Of course the parts of the word are problematic, too: Psycho seems both psychotic—and dangerously so—people think of Alfred Hitchock’s scary movie about the mad but clever killer, “Psycho.” They also think of the caricature of psychoanalysis, the bearded guy, the couch, the subject of so many cartoons. “Drama” is associated with overly-dramatizing, with the peccadillos of celebrities, and no one wants to be known as a “drama queen.” So, squirming because these were not meant to be the associations called up, I bow to recognizing that in fact this is what most folks think about when they hear the word. I don’t think we’re gonna change that, so how about if we change the term?
I include in this umbrella category of action explorations the following: Drama therapy (which often goes beyond the sick role or medical model and deals with people who are not in “therapy’ per se); Process drama in education—building on the work of Dorothy Heathcote in England and many others—a way of learning by doing that I think has great promise; sociodrama—using psychodramatic methods to help groups explore the complexities of the roles they play; role training, helping people perform their role more effectively—similar to the simulations training of pilots and astronauts, or military maneuvers to detect and rectify glitches in planning with large systems; spontaneity training, improv classes, imagination development—wholesome activities just for fun; empathy training—skills for enhancing understanding; improv training in business and organizations; and so forth.
There are several intermediate forms such as Playback Theatre or Theatre of the Oppressed that partake of a bit more of the theatre but also are different from conventional types of drama.
So those are some of my reasons for promoting this new category. Things keep evolving when one thinks about them in a changing world.
I would support your decision to change the term to action explorations. And the range of applications is broad. I tend to think that my reality needs some action explorations to help discover creative solutions. How does one begin to explore such a practice and develop appropriate skills to avoid becoming the fool that plunge people deeper into ambiguity? As a method of developing leadership and responsibility, particularly during periods of change and transition It’s a vibrant and exciting prospect.

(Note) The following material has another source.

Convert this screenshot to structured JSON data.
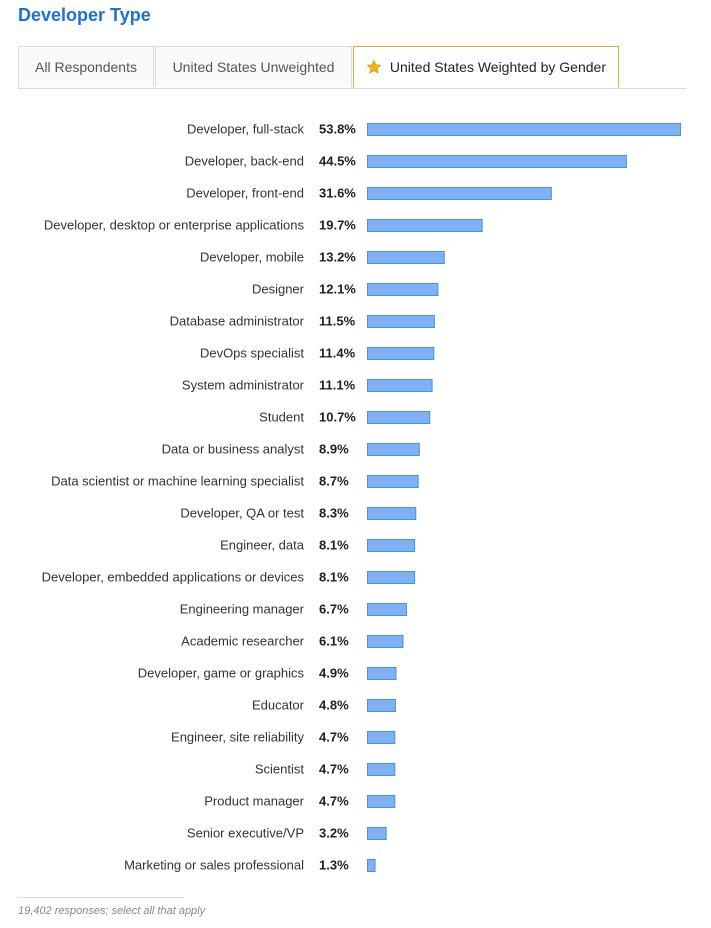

I initially wondered if by action explorations the activity extended into real life, as a mode of experential living. Rather than a passive, inactive relationship with one’s occupations action exploration promotes an active embeddedness; one would, for example, place themselves within contexts that imbue interest. Of course such an exploration would need marshalling, coaching. Might people be living this way? I think I live this way. The actors in the drama’s I explore and in which I’m actively involved are real but not always sincere or genuine. It’s real ambiguity. My aim is to discover a beauty to life that perhaps lays behind the acting. But of course I risk losing touch with a sense of reality that might otherwise divide one’s life into the real and unreal – but is that a bad thing?